Hero Turkey, 2013 yılında ne yazık ki kapandı. Sonrasında iki kez Türkiye'de tekrar açılmaya kalkışılsa da, bunlar çok kısa ömürlü oldu ve oyuncular yatırdıkları parayı kaybettikleriyle kaldılar. Oyun kapanırken son anlarında da ben hala oynuyordum. Sonra arkadaşlarla "Biz bu oyundan kopamayız arkadaş! En iyisi ABD sunucularına geçelim" dedik. İnanmazsınız belki ama ABD sunucularında ilk zamanlarda Türk oyuncuları istemiyorlardı, hatta öyle ki banlamalar bile başlamıştı. O zamanlar hesabı güçlü olan yabancılar, sırf biz yükselmeyelim diye haritada dolaşır, bizi bulup keserlerdi.

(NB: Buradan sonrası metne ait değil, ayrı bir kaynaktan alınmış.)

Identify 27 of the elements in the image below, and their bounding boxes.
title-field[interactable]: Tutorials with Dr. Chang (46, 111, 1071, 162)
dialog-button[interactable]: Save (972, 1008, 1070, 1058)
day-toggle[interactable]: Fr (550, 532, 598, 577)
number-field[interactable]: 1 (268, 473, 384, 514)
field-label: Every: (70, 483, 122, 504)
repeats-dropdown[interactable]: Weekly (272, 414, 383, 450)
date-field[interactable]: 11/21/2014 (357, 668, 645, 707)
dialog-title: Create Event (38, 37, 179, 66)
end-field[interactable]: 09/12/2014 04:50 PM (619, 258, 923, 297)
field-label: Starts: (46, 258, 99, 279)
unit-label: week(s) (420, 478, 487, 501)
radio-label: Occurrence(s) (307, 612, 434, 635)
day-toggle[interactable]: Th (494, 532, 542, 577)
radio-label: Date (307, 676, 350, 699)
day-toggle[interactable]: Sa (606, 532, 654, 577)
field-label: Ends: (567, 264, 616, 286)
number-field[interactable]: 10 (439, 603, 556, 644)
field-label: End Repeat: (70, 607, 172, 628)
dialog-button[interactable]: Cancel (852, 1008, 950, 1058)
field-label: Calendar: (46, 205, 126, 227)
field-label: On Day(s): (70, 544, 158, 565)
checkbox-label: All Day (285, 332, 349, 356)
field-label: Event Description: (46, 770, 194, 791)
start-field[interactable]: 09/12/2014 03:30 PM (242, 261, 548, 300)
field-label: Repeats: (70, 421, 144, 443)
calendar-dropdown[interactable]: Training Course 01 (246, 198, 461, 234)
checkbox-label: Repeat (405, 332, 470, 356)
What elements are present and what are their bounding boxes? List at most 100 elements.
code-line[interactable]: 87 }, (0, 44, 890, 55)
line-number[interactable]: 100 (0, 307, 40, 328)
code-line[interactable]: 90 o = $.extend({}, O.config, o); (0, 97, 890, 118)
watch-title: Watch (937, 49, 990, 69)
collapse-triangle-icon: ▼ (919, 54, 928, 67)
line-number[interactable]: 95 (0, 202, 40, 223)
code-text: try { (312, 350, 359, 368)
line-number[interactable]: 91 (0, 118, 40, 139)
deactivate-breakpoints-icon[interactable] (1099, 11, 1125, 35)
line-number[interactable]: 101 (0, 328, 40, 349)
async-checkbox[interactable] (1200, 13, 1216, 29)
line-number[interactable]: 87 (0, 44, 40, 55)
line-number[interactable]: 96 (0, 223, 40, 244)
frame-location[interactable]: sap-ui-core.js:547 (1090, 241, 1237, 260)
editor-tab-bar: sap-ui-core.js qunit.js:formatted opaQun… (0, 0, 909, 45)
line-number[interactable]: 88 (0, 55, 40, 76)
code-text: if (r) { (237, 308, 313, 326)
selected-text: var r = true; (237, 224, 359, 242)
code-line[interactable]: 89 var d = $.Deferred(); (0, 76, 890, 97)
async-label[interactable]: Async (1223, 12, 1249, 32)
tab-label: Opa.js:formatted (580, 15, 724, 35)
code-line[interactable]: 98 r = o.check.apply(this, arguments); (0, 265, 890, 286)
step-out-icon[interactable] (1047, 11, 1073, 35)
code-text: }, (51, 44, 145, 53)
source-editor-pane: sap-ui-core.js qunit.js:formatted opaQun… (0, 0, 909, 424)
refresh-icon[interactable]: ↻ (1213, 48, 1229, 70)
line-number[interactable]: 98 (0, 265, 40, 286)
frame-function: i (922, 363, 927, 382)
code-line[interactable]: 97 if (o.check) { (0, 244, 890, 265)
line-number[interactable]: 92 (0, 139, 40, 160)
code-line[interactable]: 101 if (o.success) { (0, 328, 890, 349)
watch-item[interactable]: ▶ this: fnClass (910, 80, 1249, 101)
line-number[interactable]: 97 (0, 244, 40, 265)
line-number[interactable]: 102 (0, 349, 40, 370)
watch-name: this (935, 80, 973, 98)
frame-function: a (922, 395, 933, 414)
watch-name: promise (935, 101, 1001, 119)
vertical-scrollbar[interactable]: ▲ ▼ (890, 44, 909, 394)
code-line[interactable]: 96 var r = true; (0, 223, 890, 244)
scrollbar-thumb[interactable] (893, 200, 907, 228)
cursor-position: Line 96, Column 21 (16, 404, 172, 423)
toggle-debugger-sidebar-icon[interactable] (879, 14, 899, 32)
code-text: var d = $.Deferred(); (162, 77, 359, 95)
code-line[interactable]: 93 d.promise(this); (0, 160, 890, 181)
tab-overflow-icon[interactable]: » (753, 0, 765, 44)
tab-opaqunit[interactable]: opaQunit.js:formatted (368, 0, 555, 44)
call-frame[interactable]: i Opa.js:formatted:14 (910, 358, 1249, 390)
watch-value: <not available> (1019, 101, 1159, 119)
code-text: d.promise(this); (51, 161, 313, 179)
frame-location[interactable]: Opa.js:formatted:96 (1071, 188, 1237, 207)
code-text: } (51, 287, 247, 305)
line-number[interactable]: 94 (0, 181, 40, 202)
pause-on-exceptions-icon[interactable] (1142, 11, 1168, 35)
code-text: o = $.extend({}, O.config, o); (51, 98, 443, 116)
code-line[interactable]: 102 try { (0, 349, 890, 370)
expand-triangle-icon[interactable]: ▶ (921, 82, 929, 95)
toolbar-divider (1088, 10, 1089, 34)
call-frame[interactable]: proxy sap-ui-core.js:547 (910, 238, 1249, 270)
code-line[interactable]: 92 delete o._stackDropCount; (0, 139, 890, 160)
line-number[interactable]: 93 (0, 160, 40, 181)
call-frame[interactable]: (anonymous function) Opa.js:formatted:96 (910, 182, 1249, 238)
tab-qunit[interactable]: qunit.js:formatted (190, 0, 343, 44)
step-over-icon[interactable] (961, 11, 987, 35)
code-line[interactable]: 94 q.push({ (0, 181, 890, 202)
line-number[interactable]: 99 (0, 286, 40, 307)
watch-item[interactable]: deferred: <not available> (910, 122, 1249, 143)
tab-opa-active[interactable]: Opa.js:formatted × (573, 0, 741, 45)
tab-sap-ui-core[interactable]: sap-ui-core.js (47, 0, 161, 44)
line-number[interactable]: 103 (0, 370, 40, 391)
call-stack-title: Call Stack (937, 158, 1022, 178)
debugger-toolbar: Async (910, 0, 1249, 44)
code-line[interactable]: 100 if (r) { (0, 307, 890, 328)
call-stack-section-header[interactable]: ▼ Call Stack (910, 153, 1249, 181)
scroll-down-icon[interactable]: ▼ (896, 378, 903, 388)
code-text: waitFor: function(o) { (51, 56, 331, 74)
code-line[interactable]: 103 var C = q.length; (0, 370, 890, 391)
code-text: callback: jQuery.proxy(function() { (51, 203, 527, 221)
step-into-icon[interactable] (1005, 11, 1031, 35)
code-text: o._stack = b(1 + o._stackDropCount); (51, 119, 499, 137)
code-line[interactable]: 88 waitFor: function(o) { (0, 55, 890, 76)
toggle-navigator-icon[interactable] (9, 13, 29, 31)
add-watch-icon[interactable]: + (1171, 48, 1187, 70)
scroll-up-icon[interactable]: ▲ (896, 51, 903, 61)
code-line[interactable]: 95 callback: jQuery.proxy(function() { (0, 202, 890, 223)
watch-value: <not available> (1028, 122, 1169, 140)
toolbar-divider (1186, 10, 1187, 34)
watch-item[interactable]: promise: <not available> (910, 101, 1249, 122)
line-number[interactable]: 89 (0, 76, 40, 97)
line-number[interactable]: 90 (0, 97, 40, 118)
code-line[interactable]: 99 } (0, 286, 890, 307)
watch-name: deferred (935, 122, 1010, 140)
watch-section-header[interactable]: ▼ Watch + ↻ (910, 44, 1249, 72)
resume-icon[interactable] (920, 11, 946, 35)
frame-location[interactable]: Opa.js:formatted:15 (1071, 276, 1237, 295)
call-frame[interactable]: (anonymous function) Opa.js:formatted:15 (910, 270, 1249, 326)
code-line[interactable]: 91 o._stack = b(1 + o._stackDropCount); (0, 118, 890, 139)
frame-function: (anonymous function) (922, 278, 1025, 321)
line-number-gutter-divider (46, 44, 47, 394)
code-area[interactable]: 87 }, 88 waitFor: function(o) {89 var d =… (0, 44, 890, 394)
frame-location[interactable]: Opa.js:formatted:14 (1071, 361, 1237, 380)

Tabi yıllar içinde sessiz sakin karakter geliştiren Türkler, orayı da domine etti. Ben de ilk dönemlerde oraya geçmiştim ve oyun artık Hero Online değil, Hero Plus adıyla pazarlanıyordu. Kulağa artı gibi gelse de oyundan bir yığın sistemi kırpmış, yerine gereksiz ödüller eklemişlerdi. Bu arada kulaklardan beyne doğru huzurun akmasını sağlayan o harika tema müziği.
Beni tanıyanlar bilecektir, Merlin'in Kazanı için hep manevi yuvam derim. Hero Online da benim için hep böyleydi. Bu yıl, geçtiğimiz ay askerden döndüm ve çok geçmeden içimde bir Hero aşkı alevlendi. Oyun Steam'e de gelmişti ve bunun oyuncu sayısına etkisinin olabileceğini düşünüp, "Amaaan, az kişi de olsa bu oyun oynanır" diyip yeniden indirdim. Sonra Steam sürümü ile eski Hero Online hesabıma giremediğimi fark edip, tekrar web sitesinden indirerek normal sürümüne girdim. Tabi gel gör ki hesaplar yine sıfırlanmış, benim güzelim karakterim gitmişti. Çok dert etmeden yenisini oluşturdum, çünkü bana yığınla eşya verileceğini biliyordum. Zira öyle de oldu, eski karakterimin seviyesine tekrar çıkmam 3 günümü aldı. Zaten yeni Hero'da oyuna kendi bot sistemini eklemişler, her gün 2 saat karakteriniz kendisi dolaşıp kasılıyor. Bunun da gelişim hızında etkisi büyük oldu.
Tabi bu hızlı gelişim süreci sadece bana mahsus değil, o yüzden oyunda büyük bir uçurum var. Seviye sınırı 250 olan Hero'da oyuncuların büyük kısmı 100 levelin üzerinde. Yeni başlayan birinin moralinin bozulması için Ejderha Kalesi ya da pazarların kurulduğu Merkezi Çarşı'da biraz dolaşması yetiyor. Etrafta topu topu 100 kişi var ve en yakın rakibinize denk olmak için aylarca uğraşmanız gerekiyor. Sizin gibi düşük seviyelerde hala gelişmeye çalışan insanların sayısı oldukça az. Oyunu benim kadar sevmiyorsanız, dönüp yüzüne bile bakmazsınız.
Şimdilerde Netgame'in işlettiği oyun, her an son dönemlerindeymiş gibi hissettirse de yıllardır bu düşük oyuncu sayısına rağmen ayakta. Yine de onu ayakta tutan ayakların birinin çukurda olduğu çok açık. Ne olursa olsun, yıllar önce bırakılan oyunlara dönmenin yarattığı o nostalji hissi, o geçmiş özlemi ve bıraktığın gibi bulma mutluluğu paha biçilemez. Sizin de mutlaka böyle hikayeleriniz vardır. Ben anlatacağımı anlattım, şimdi sıra sizde, dört gözle yorumlarınızı bekliyorum.